Я, недефицитный кадр, благодарю сразу всех и, не помня себя от счастья, повторяю:
— Мерси, мерси, — хотя с этой минуты я — преподаватель литературы и должна буду учить других чистому болгарскому языку. С глупейшей улыбкой я, пятясь, отступаю к двери и все киваю и киваю — мужчине в очках, женщине, которая, улыбаясь, делается похожей на маму, небритым представителям округов, Ленину на картине, очень хорошей картине — Ленин сидит и что-то пишет, набросив на плечи черное пальто.
За дверью я налетаю на Михаила.
— Вместе…
У Михаила широкое твердое плечо, я утыкаюсь в него лбом и даю увести себя по длинному коридору, по лестницам. И только очутившись на залитом солнцем дворе, я поднимаю лицо и делаю попытку улыбнуться.
— Ты что, плачешь? — ошарашенно спрашивает Михаил. — Смотри ты, и вправду плачет. Но почему, скажи, почему?
Вечно он спрашивает, спрашивает! Единственное спасение — не отвечать на его вопросы. И я молча смотрю на него, высокого, смуглого, с черными цыганскими глазами, в белой, выстиранной мной рубашке.
Вечером, присев к прикрытой газетой Марииной лампе, я написала маме письмо. Мама постоянно жалуется, что не может понять мой почерк, и потому я стараюсь писать отчетливыми крупными буквами и оставлять между строчками побольше места. Я написала, что нас с Михаилом направили в один и тот же город, и пусть она не сердится, что я не настаивала на Пловдиве. Пообещала, что после моря мы постараемся заехать к ним погостить…
Погостить у мамы. Новизна этой фразы опечалила меня. Дом у нас в Пловдиве — маленький, красный, вместо забора — живая ограда из сиреневых кустов. Эта ограда, да еще мамина рука и были главными воспитателями для меня и моего брата.

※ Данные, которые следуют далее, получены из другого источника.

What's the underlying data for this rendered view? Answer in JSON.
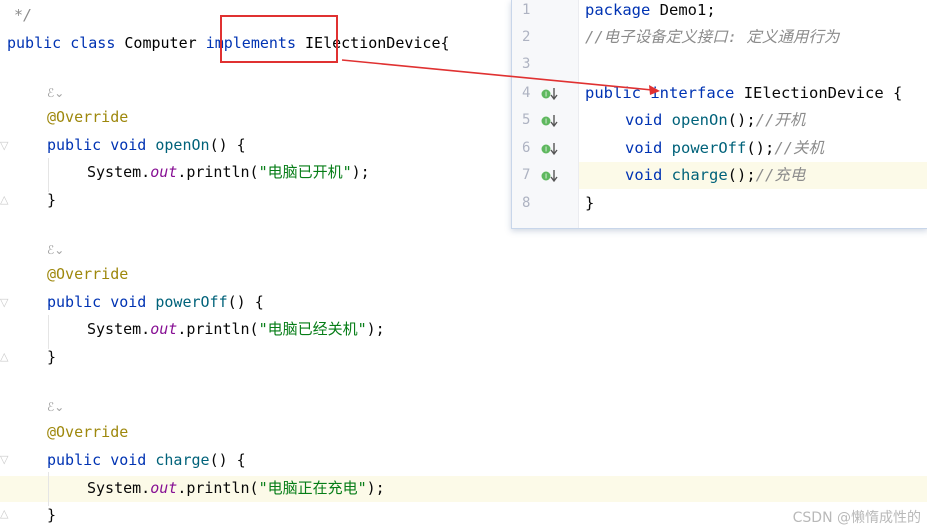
{
  "editor": {
    "line_comment_end": "*/",
    "class_decl": {
      "kw_public": "public",
      "kw_class": "class",
      "class_name": "Computer",
      "kw_implements": "implements",
      "interface_name": "IElectionDevice",
      "brace_open": "{"
    },
    "methods": [
      {
        "annotation": "@Override",
        "kw_public": "public",
        "kw_void": "void",
        "name": "openOn",
        "params": "() {",
        "call_prefix": "System.",
        "call_field": "out",
        "call_method": ".println(",
        "call_string": "\"电脑已开机\"",
        "call_suffix": ");",
        "brace_close": "}"
      },
      {
        "annotation": "@Override",
        "kw_public": "public",
        "kw_void": "void",
        "name": "powerOff",
        "params": "() {",
        "call_prefix": "System.",
        "call_field": "out",
        "call_method": ".println(",
        "call_string": "\"电脑已经关机\"",
        "call_suffix": ");",
        "brace_close": "}"
      },
      {
        "annotation": "@Override",
        "kw_public": "public",
        "kw_void": "void",
        "name": "charge",
        "params": "() {",
        "call_prefix": "System.",
        "call_field": "out",
        "call_method": ".println(",
        "call_string": "\"电脑正在充电\"",
        "call_suffix": ");",
        "brace_close": "}"
      }
    ],
    "inlay_hint": "ℰ⌄"
  },
  "popup": {
    "line_numbers": [
      "1",
      "2",
      "3",
      "4",
      "5",
      "6",
      "7",
      "8"
    ],
    "package_kw": "package",
    "package_name": "Demo1;",
    "comment": "//电子设备定义接口: 定义通用行为",
    "iface_kw_public": "public",
    "iface_kw_interface": "interface",
    "iface_name": "IElectionDevice {",
    "methods": [
      {
        "kw": "void",
        "name": "openOn",
        "tail": "();",
        "comment": "//开机"
      },
      {
        "kw": "void",
        "name": "powerOff",
        "tail": "();",
        "comment": "//关机"
      },
      {
        "kw": "void",
        "name": "charge",
        "tail": "();",
        "comment": "//充电"
      }
    ],
    "close_brace": "}"
  },
  "watermark": "CSDN @懒惰成性的",
  "colors": {
    "highlight_box": "#e03131",
    "arrow": "#e03131",
    "keyword": "#0033b3",
    "string": "#067d17",
    "annotation": "#9e880d"
  }
}
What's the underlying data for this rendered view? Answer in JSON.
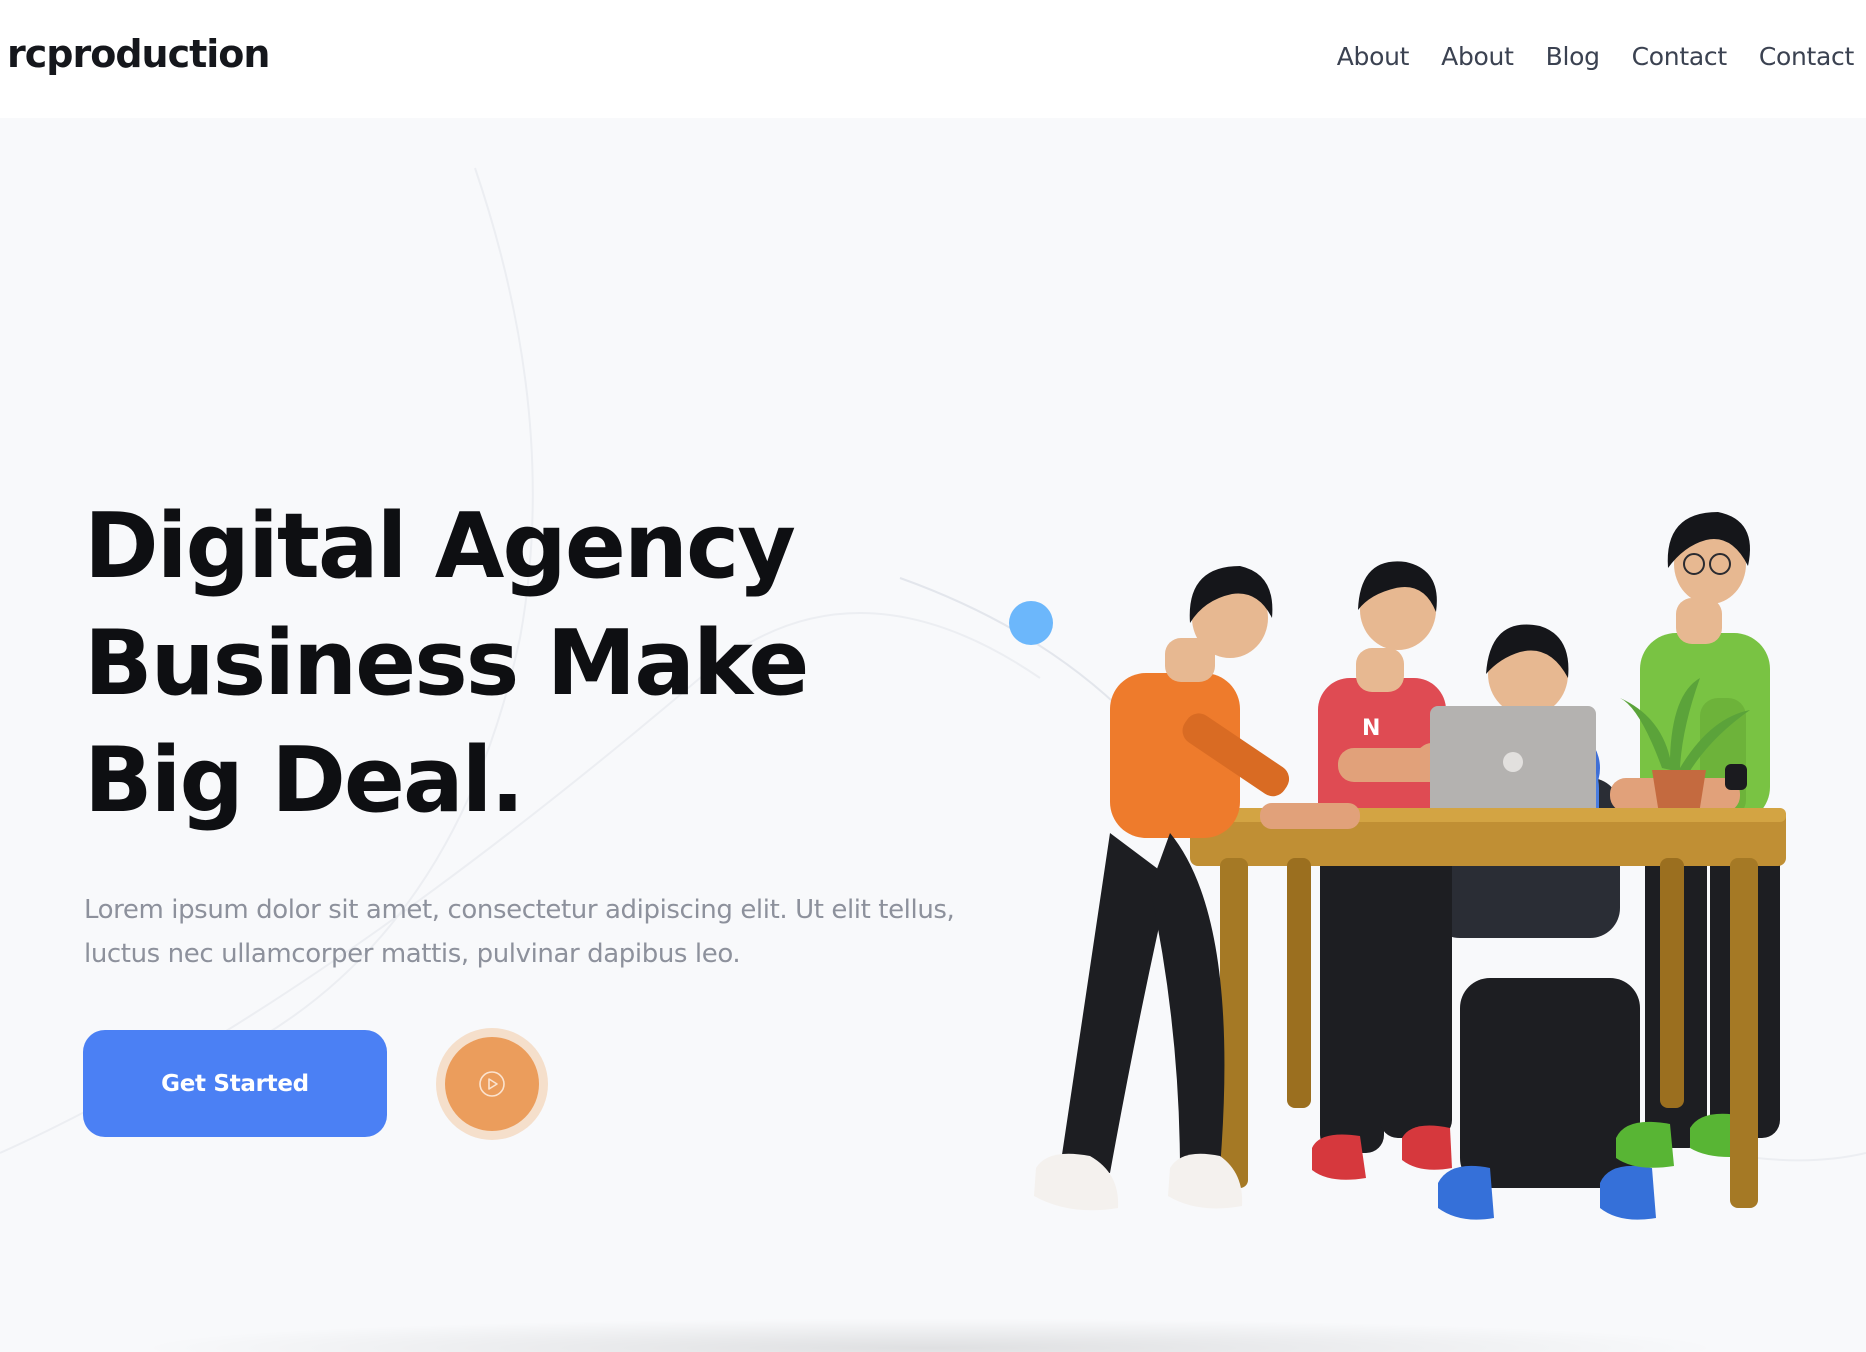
{
  "header": {
    "brand": "rcproduction",
    "nav": [
      "About",
      "About",
      "Blog",
      "Contact",
      "Contact"
    ]
  },
  "hero": {
    "headline_lines": [
      "Digital Agency",
      "Business Make",
      "Big Deal."
    ],
    "lede": "Lorem ipsum dolor sit amet, consectetur adipiscing elit. Ut elit tellus, luctus nec ullamcorper mattis, pulvinar dapibus leo.",
    "cta_label": "Get Started",
    "illustration_shirt_letter": "N"
  },
  "icons": {
    "play": "play-circle-icon",
    "illustration": "team-at-desk-illustration"
  },
  "colors": {
    "primary": "#4b80f4",
    "accent_orange": "#eb9d5c",
    "accent_orange_halo": "#f5dfcb",
    "blue_dot": "#6cb7fb",
    "headline": "#0e0f12",
    "body_text": "#8d919c",
    "nav_text": "#3b4251",
    "background": "#f8f9fb"
  }
}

Мама хотела, чтобы мы были детьми-ангелочками, а мы прорубили лазейку в зарослях сирени и, как свободолюбивые заговорщики, удирали на улицу или на матч. Встречала нас мама своеобразно. Раскрыв наше очередное бегство, она оставляла перед дверью на второй ступеньке крыльца кизиловую палочку, с помощью которой отец когда-то у себя в мастерской подкручивал ворс на шапках. Этакое психологическое предупреждение о предстоящих событиях. Но обиднее всего было то, что один из нас должен был сам взять палочку и подать ее маме.

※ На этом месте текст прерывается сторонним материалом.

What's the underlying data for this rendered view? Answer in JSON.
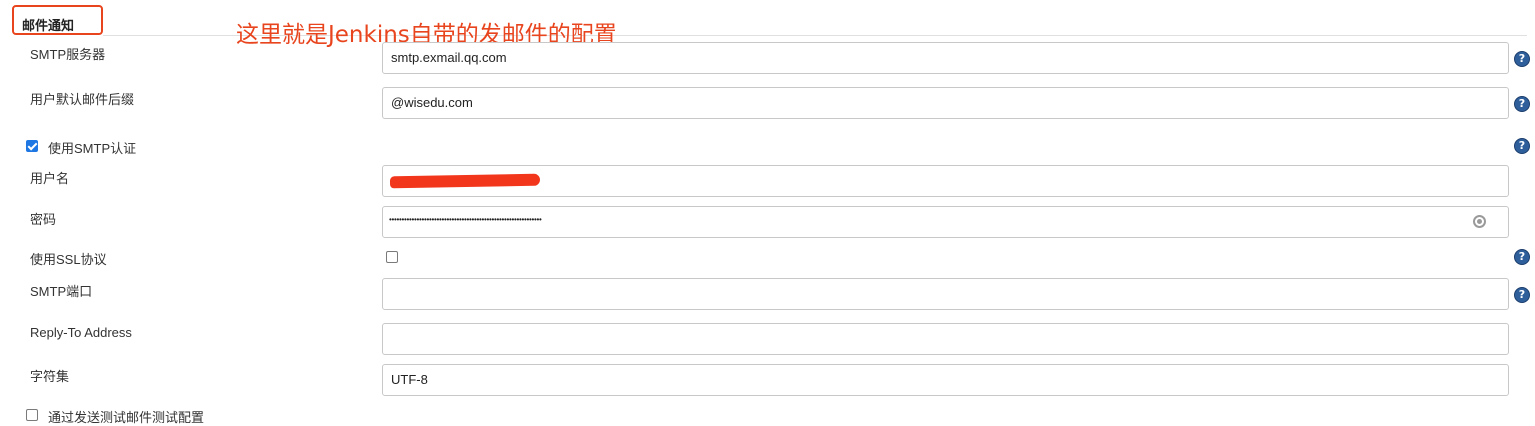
{
  "section": {
    "title": "邮件通知"
  },
  "annotation": "这里就是Jenkins自带的发邮件的配置",
  "fields": {
    "smtp_server": {
      "label": "SMTP服务器",
      "value": "smtp.exmail.qq.com"
    },
    "default_suffix": {
      "label": "用户默认邮件后缀",
      "value": "@wisedu.com"
    },
    "use_smtp_auth": {
      "label": "使用SMTP认证",
      "checked": true
    },
    "username": {
      "label": "用户名",
      "value": ""
    },
    "password": {
      "label": "密码",
      "value": "•••••••••••••••••••••••••••••••••••••••••••••••••••••••••••••"
    },
    "use_ssl": {
      "label": "使用SSL协议",
      "checked": false
    },
    "smtp_port": {
      "label": "SMTP端口",
      "value": ""
    },
    "reply_to": {
      "label": "Reply-To Address",
      "value": ""
    },
    "charset": {
      "label": "字符集",
      "value": "UTF-8"
    },
    "test_config": {
      "label": "通过发送测试邮件测试配置",
      "checked": false
    }
  },
  "icons": {
    "help": "help-question-icon",
    "password_reveal": "password-key-icon"
  },
  "colors": {
    "annotation": "#e8451e",
    "help_icon": "#2f5f9b",
    "checkbox_checked": "#1e77e3",
    "redaction": "#f2361c"
  },
  "help_glyph": "?"
}
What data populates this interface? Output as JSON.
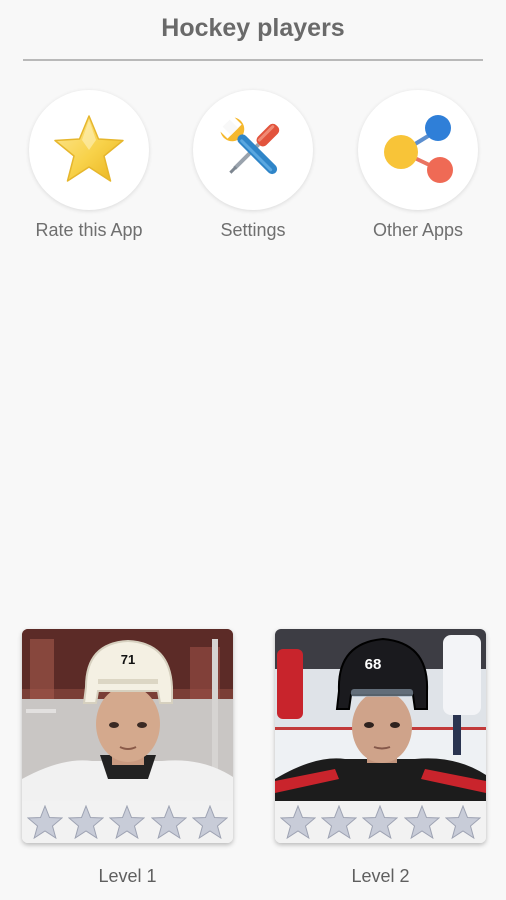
{
  "header": {
    "title": "Hockey players"
  },
  "actions": [
    {
      "label": "Rate this App",
      "icon": "star-icon"
    },
    {
      "label": "Settings",
      "icon": "tools-icon"
    },
    {
      "label": "Other Apps",
      "icon": "share-icon"
    }
  ],
  "levels": [
    {
      "label": "Level 1",
      "stars_filled": 0,
      "stars_total": 5,
      "jersey_number": "71"
    },
    {
      "label": "Level 2",
      "stars_filled": 0,
      "stars_total": 5,
      "jersey_number": "68"
    }
  ],
  "colors": {
    "background": "#f8f8f8",
    "title": "#6a6a6a",
    "star_empty": "#c8ccd8",
    "star_gold": "#f7cc3c"
  }
}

Если не считать, что палочка была отцовская, никакого другого участия отец в нашем воспитании не принимал. Больше того, смены на фабрике часто складывались так, что мы по неделям видели только тарелки, оставшиеся после его завтрака, или большую сонную, руку, свисающую с лавки до самого пола.
Когда меня приняли в университет и я собралась уезжать в Софию, отец повел меня на Бунарджик. Астма тогда у него только начиналась, и мы добрались до самой вершины. Отец нарядился в свой самый лучший костюм, из зеленого ластикотина с золотистой ниткой, уже повытершейся на локтях и коленях. В этом костюме он, бывало, приходил ко мне в школу, когда я получала свои первые табеля. Зеленый пиджак всегда хорошо сидел на нем, даже пуговицы ни разу не пришлось перешивать, чтобы сделать его свободнее. В маленьком ресторанчике отец заказал пива, наполнил мой стакан и задумчиво взглянул на меня. Тут я впервые заметила, что глаза у него ласково-голубые и что морщинки по краям рта были когда-то веселыми ямочками.